LAUSR

Abstract Carbonate associated sulfate (CAS) is a proxy for the seawater redox conditions of ancient oceans. Despite its frequent utilization from altered carbonate archives, the impact of diagenetic and anchimetamorphic overprint on CAS itself has not yet been calibrated in a systematic manner. In the present study, CAS abundances and sulfur and oxygen isotopic compositions from early diagenetic sabkha type dolomicrites (Triassic Dolomia Principale Formation) were compared with geochemical ( 87 Sr/ 86 Sr, δ 13 C carb , δ 18 O carb ), optical (cathodoluminescence), and crystallographical data to assess the impact of burial alteration. Data shown here document that δ 34 S CAS withstands burial diagenesis or anchimetamorphosis (350 °C) and reliably preserves a record of ambient seawater sulfate and early diagenetic redox processes.

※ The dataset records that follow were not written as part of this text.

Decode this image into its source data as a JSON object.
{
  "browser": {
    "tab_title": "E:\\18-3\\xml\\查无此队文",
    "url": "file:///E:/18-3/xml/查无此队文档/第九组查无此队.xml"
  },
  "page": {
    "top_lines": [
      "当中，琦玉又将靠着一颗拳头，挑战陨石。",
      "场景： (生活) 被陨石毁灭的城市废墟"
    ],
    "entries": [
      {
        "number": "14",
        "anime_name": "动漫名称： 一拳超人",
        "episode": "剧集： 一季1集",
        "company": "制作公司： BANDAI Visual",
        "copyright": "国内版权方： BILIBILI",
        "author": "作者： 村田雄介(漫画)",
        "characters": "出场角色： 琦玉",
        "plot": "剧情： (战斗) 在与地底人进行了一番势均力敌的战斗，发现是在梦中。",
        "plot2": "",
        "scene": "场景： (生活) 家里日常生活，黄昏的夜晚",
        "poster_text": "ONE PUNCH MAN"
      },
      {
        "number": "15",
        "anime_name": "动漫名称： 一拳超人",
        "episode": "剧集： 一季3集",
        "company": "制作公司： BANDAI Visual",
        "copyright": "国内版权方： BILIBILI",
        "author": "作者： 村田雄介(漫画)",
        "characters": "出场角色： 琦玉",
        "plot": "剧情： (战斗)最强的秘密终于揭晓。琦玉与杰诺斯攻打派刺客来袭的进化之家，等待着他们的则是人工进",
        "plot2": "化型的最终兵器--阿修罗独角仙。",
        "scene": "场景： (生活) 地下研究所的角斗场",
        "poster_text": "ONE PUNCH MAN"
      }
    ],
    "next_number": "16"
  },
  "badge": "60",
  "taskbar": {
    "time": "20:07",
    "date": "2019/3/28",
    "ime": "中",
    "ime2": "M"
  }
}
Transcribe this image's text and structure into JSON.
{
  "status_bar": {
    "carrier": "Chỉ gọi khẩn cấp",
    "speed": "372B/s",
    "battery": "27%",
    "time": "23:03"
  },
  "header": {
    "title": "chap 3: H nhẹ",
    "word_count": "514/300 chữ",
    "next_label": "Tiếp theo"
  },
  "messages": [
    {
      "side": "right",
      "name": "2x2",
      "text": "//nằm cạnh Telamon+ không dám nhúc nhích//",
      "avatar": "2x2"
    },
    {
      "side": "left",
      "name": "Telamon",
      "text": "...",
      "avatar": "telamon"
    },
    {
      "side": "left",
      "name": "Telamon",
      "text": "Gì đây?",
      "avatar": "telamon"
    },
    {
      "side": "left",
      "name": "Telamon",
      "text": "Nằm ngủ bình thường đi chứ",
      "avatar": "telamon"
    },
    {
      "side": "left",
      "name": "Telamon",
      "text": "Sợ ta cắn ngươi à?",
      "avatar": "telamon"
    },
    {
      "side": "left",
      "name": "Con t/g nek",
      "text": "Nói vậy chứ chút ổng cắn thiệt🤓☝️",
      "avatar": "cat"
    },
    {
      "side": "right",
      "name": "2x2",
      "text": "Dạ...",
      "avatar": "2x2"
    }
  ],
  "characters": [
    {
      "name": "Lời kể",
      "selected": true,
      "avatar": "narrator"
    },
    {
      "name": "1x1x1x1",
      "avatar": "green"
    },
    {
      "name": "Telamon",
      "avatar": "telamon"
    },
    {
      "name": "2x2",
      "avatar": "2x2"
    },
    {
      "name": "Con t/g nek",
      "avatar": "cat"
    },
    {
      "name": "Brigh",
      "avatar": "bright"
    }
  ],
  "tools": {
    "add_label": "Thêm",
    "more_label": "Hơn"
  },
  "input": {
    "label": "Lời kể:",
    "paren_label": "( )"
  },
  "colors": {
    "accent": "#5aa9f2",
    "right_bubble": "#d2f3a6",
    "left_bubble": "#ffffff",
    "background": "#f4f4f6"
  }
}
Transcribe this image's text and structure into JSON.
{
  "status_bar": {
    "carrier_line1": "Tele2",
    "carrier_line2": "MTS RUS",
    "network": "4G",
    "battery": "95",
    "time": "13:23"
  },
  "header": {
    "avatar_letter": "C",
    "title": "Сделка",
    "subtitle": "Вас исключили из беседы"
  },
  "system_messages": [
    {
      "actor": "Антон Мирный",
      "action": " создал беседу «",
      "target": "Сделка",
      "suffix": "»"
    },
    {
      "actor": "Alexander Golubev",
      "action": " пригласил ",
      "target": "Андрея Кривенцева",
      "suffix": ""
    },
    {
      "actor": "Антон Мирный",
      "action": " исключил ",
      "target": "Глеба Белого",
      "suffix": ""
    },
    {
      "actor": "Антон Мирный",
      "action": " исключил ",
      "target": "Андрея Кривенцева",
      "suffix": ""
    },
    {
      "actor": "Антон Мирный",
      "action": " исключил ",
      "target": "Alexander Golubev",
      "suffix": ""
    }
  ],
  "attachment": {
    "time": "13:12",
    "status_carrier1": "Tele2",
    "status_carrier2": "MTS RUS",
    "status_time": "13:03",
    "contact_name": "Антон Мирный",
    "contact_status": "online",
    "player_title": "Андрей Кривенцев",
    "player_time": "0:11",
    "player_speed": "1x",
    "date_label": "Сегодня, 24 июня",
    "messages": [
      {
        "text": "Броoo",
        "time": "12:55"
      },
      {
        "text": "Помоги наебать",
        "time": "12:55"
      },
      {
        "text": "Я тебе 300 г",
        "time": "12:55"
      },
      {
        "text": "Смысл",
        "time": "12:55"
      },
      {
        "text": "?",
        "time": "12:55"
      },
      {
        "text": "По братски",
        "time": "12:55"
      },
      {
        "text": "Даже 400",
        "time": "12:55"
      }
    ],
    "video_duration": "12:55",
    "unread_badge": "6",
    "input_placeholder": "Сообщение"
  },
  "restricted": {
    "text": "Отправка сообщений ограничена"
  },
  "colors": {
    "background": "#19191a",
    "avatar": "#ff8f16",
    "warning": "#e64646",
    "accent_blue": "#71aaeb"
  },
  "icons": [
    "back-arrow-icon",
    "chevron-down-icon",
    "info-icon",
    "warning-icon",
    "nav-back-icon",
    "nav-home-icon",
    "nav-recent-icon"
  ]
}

In contrast, δ 18 O CAS ratios of early diagenetic dolomites exposed to burial temperatures of 200 °C and more are enriched in 18 O likely due to exchange between δ 18 O CAS and δ 18 O carb . Carbonate associated sulfate concentrations are directly affected by burial conditions: Under increasing burial depth, temperature, and cation order in the increasingly stoichiometric dolomite crystal lattice, CAS concentration decreases linearly from a mean value of 470 ppm in samples that experienced a burial temperature of 100 °C to values below analytical detection in samples exposed to burial fluids with temperatures in excess of 350 °C. Significant variations of δ 34 S CAS in samples from the northern Alps are further attributed to local sulfide oxidation triggered by the influence of meteoric water as based on the δ 34 S and δ 18 O values of the water soluble sulfate (WSS). The data shown here are of significance for those concerned with the chemical parameters of ancient oceans and shed light on processes during dolomite formation and diagenetic pathways.